Behaviour

Victoria Primary Academy is committed to providing a broad, balanced, and effective education for all children who attend our school. We believe that meeting pupil’s basic needs by creating safe environments, forming strong and positive relationships, and developing a healthy self-esteem is key to cultivating good behaviour, good learning attitudes and success in life. We expect all adults to embrace this approach and to proactively support it. A positive behaviour approach emphasises that most interactions are positive ones. Staff, at all times, focus on positive reinforcement and ensuring that pupils feel like valued members of our school community. This approach is the responsibility of all staff throughout the schools.

Our behaviour policy is designed to:

● Promote a positive climate and learning culture within school.
● Develop an understanding of what appropriate behaviours are.
● Define a framework for rewarding success and de-escalating negative behaviours.
● Promote self-esteem, self-regulation, and positive relationships with all staff members.
● Involve parents/carers, pupils, and staff in the application of this policy with strong communication.
● Provide a safe school environment in which all pupils can learn (Keeping Children Safe in Education).

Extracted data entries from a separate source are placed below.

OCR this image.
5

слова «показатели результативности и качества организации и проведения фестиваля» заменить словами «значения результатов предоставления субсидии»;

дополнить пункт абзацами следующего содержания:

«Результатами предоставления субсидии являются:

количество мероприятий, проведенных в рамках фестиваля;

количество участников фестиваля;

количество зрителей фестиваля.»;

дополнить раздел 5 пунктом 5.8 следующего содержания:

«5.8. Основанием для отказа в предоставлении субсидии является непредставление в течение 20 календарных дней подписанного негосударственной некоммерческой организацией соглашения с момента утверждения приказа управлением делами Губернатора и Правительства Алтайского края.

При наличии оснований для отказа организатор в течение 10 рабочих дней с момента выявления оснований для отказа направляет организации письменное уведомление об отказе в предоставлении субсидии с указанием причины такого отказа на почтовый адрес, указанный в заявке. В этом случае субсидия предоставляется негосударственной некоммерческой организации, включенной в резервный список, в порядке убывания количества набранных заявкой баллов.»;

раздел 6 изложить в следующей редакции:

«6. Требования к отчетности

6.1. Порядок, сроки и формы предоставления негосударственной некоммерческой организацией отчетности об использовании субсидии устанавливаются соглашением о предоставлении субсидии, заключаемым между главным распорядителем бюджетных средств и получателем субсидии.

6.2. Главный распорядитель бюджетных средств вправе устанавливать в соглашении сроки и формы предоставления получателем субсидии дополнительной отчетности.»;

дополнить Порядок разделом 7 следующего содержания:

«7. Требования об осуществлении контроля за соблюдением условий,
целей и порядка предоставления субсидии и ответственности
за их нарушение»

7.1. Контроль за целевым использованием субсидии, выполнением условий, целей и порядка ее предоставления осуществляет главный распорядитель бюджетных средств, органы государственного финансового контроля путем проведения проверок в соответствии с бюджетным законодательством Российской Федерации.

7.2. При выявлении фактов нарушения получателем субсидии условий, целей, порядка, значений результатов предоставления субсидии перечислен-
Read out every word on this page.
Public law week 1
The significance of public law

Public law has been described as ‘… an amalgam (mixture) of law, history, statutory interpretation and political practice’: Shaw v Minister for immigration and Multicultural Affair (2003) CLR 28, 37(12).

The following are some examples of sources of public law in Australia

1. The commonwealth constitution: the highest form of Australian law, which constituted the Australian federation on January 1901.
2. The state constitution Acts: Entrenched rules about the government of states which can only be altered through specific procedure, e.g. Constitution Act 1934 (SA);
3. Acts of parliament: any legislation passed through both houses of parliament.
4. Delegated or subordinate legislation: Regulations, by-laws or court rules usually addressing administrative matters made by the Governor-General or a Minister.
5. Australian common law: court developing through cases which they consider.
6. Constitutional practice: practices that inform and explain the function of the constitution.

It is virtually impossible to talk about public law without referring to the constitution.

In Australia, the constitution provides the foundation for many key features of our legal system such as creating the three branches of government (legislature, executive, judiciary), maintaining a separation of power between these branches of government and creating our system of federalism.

The expectation of children and staff in our schools is that they will follow the ‘Victoria Promise’:

We are safe
We are honest
We are respectful
We are responsible

The expectation of adults is that they will understand and implement restorative practice and work
within the spirit of the policy:

Value Relationships:
● Encourage, praise, and actively listen to children.
● Offer equal amounts of challenge and support to work ‘with’ children, without ‘punishment’.
● Focus on the prevention of undesirable behaviour, rather than the reaction to it.
● Listen, talk, and show empathy with children, so that they know that we understand them.
● Recognise that all behaviour is communication and endeavour to translate this.
● Enable children to communicate with their words because they feel safe and are afforded time to talk.
● Invite children into their calm and not join them in their chaos.

Be consistent:
● Provide clear rules, routines, and boundaries for all children.
● Reflect upon practice objectively, without judgement, to reduce risk.
● Work as a team to maintain high standards of behaviour within the school.
● Have consistently high expectations within individualised responses to challenging situations.
● Take responsibility for noticing behaviours as they occur, acknowledging and describing both socially acceptable and socially unacceptable behaviours.
● Actively model appropriate behaviours and consistently apply the policy fairly, without favour.
● Collaborate with the SENCO/Learning Mentors to create and implement personalised plans which enable all children to thrive.
● Work in partnership with parents/carers, school-based staff and outside professionals and ensure that advice is understood and implemented.

Monitoring, Evaluating and Communication:
● Keep a record of incidents on CPOMS and ensure that the Head of School and parents/carers are informed within that same day of any serious incident.
● Monitor, analyse, and evaluate records and data to identify possible factors contributing to undesirable behaviours, using multiple perspectives: at school level, group level (including protected characteristics), and pupil level.
● Maintain an open and honest dialogue with your colleagues, your phase leader, your SENCo and your Executive Principal. Do not keep concerns about pupil behaviours to yourself – seek and take the advice of colleagues. Adults managing an incident outside of the classroom must ensure that the class teacher is informed as soon as possible following resolution.